Perilaku seks berisiko dapat diartikan sebagai tindakan seksual dengan bergonta-ganti pasangan, berhubungan seks oral dan anal dan berhubungan seks sesama jenis. Perilaku seks seperti ini, selain dapat mengakibatkan penularan Mpox, juga dapat mengakibatkan penyakit menular seksual lainnya seperti HIV/AIDS.
Cacar monyet sudah ditetapkan sebagai Kedaruratan Kesehatan Masyarakat yang Meresahkan Dunia oleh World Health Organization (WHO) pada Juli 2022. Penularan cacar monyet dapat melalui droplet berupa dahak atau bersin atau liur yang mengkontaminasi lingkungan atau tangan, kontak kulit, kontak luka, cairan tubuh, dan kontak seksual.
Penyebaran Mpox di Indonesia
Kemenkes menyebut, sampai Ahad, 5 November 2023, pasien Mpox di Indonesia berjumlah 34. “Sembuh 8,” kata Nadia.
Nadia merujuk pada data Laporan Harian Mpox 4 November 2023 pukul 19.00 WIB, yang dimuat di web Kemenkes. Dalam laporan itu, penyebaran Mpox ada di DKI Jakarta, Banten, dan Jawa Barat.
Kasus Mpox di DKI Jakarta terhitung ada 27 pasien. Sementara Banten ada 5 pasien, Jawa Barat merupakan yang paling sedikit dengan 2 pasien.
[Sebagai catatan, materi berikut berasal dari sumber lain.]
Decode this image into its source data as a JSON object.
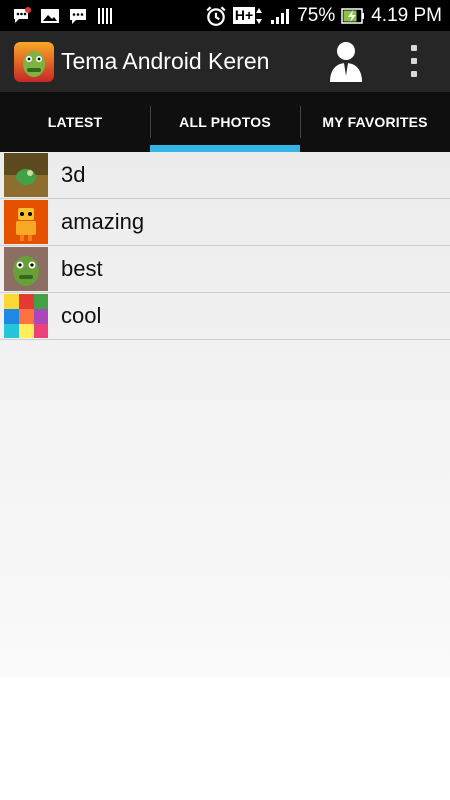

Dia pun meminta masyarakat untuk segera mengambil tindakan jika dinyatakan positif Mpox.
“Segera isolasi serta tidak melakukan hubungan seksual dengan partner bila positif,” kata Nadia.
Secara keseluruhan, penyembuhan kasus cacar monyet atau Mpox relatif cepat, yaitu dua sampai empat minggu. Tingkat kematian atau case fatality rate (CFR) dari cacar monyet pun tergolong rendah, hanya sekitar satu persen atau dari 100 kasus positif, hanya satu pasien yang berpotensi meninggal. Mayoritas kematian terjadi karena infeksi sekunder dan kondisi imunitas rendah pada kelompok berisiko, seperti LSL (Lelaki Suka Lelaki), ibu hamil, ibu menyusui, anak, lansia.